Trysta's family tree.

source
The ability of Kac'hin to produce human offspring was a "feature" of the Kac'hin that arose from genetic surgery carried out by femtobots. As shown in the family tree, above, the Kac'hin have played a major role in allowing the descendants of Trysta to "infiltrate" Earth and shape the structure of the Buld Reality.

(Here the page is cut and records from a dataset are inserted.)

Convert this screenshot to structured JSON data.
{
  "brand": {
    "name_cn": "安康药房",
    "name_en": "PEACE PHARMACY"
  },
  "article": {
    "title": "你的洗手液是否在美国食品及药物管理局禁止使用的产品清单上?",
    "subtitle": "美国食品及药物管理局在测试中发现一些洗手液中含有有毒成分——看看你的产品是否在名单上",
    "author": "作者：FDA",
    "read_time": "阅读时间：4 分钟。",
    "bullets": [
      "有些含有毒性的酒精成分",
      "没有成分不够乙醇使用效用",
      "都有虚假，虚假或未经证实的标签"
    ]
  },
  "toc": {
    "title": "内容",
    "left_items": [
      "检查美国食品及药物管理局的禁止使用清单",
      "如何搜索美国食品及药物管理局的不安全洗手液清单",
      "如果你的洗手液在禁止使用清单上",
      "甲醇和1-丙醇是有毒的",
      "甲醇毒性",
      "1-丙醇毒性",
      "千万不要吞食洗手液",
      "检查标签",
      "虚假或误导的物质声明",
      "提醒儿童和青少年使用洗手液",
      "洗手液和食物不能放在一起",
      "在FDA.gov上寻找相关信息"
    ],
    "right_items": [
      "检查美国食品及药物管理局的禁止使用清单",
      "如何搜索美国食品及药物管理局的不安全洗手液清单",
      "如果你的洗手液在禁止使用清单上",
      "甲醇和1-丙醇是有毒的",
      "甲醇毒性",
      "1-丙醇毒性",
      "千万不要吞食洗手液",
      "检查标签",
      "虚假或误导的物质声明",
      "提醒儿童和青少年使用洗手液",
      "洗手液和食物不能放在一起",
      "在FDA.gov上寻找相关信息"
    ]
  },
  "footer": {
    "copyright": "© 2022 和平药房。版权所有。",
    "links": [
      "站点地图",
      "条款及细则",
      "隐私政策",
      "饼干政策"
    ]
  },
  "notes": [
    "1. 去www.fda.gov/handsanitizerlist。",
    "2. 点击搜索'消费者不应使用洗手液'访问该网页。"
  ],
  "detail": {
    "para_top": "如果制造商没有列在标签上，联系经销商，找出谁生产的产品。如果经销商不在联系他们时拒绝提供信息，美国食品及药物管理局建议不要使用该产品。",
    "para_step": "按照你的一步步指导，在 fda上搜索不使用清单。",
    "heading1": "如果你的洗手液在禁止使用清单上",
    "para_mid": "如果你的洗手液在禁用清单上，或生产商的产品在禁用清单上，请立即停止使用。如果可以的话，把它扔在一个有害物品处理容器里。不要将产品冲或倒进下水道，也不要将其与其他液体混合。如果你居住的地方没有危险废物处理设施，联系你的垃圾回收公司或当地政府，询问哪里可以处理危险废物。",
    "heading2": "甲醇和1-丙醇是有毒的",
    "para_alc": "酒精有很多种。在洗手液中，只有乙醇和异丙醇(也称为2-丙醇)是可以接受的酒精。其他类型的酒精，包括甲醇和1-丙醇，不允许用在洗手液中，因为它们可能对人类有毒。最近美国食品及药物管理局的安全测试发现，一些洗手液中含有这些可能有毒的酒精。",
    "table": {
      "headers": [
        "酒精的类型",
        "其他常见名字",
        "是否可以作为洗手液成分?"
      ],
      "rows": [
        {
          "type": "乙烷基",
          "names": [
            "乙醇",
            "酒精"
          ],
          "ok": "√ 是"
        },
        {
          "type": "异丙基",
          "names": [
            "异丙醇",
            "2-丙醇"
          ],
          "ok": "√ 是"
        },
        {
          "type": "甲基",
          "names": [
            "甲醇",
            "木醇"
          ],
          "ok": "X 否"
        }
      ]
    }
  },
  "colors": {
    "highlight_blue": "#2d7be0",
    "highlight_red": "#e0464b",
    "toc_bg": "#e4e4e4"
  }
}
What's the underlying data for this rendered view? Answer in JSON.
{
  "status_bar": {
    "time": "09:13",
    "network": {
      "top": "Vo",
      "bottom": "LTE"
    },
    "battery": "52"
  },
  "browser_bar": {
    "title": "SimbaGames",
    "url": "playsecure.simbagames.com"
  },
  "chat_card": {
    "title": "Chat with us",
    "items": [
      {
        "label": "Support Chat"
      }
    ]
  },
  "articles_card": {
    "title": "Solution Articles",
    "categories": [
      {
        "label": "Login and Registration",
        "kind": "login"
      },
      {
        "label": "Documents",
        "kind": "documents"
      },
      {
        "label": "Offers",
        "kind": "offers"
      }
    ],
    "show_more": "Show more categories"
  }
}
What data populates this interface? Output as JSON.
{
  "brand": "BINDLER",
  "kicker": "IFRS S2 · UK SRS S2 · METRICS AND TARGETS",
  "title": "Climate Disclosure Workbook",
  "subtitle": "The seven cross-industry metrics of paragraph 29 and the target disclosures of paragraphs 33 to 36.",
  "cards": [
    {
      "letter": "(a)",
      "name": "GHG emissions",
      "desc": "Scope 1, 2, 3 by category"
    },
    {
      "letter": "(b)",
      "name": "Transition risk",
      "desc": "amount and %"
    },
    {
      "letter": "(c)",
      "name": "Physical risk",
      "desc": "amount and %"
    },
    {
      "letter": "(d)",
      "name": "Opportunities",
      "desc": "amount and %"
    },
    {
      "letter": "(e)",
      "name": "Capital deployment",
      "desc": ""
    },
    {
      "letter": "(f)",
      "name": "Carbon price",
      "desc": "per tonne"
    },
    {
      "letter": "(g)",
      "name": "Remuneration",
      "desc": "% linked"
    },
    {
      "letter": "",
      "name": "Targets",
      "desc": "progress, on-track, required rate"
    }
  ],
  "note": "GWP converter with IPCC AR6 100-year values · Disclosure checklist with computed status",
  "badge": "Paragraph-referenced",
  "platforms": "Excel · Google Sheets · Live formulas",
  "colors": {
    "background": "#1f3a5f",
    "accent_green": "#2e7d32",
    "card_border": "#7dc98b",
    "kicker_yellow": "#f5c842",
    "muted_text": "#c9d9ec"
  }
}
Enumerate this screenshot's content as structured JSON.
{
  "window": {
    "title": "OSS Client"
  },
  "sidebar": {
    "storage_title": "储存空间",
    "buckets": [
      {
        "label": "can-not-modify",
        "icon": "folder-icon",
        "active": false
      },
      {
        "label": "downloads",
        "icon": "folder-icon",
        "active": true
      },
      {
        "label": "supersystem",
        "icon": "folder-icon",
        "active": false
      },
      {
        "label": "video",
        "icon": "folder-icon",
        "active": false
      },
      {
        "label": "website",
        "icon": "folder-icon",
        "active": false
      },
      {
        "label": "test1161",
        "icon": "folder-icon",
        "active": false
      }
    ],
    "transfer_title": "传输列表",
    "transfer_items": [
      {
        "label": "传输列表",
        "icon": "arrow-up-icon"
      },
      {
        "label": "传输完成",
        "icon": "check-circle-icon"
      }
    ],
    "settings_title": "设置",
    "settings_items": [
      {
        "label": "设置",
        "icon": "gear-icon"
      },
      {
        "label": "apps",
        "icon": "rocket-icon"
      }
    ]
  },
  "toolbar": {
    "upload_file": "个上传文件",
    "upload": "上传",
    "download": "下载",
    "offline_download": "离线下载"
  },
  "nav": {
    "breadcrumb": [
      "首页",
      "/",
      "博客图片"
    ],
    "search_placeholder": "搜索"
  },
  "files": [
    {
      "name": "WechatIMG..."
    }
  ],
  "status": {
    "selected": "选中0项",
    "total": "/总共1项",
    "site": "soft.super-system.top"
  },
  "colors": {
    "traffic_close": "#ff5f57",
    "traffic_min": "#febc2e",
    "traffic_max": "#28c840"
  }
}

According to Gohrlay, the Trysta-Grean Pact included a way for Trysta to have descendants who would live on into the future of Earth here in the Final Reality. However, which of the many branches of Trysta's family tree that might have been allowed to persist here under the watchful eyes of the tryp'At Overseers is not clear.

source
After several years of investigating Trysta's twisty family, I remain most puzzled by the strange case of Svahr. It appears that Svahr played a decisive role in the Reality Change that ended the Ekcolir Reality and brought into existence the Final Reality. I've been exposed to accounts of Svahr's life in the Ekcolir Reality (example), but Svahr also seems to have been one of the individuals who was "stored" in Eternity and "brought into" the Final Reality from the Ekcolir Reality. Svahr might still be on Earth and avoiding the attention of the tryp'At.

source
Gohrlay believes that it is a mistake to put too much emphasis on Svahr. Gohrlay endorses the idea that 10,000 years ago Trysta "inserted" Asterothrope genes into the human population of Earth. Since that story is told so as to include a role for the tryp'At, it would not surprise me if Svahr is here on Earth and does not have to work to avoid the notice of the tryp'At. Indeed, it may be that she has more to fear from having her identity revealed to we humans who might want to study her and her particularly "concentrated" collection of Asterothrope genes.

Trysta Iwedon
I suspect that Svahr retains a set of nanites that allow her to alter her physical appearance. It may well be that Svahr has already had contact with me, but I would have no way of recognizing her, which is probably exactly the way she wants it.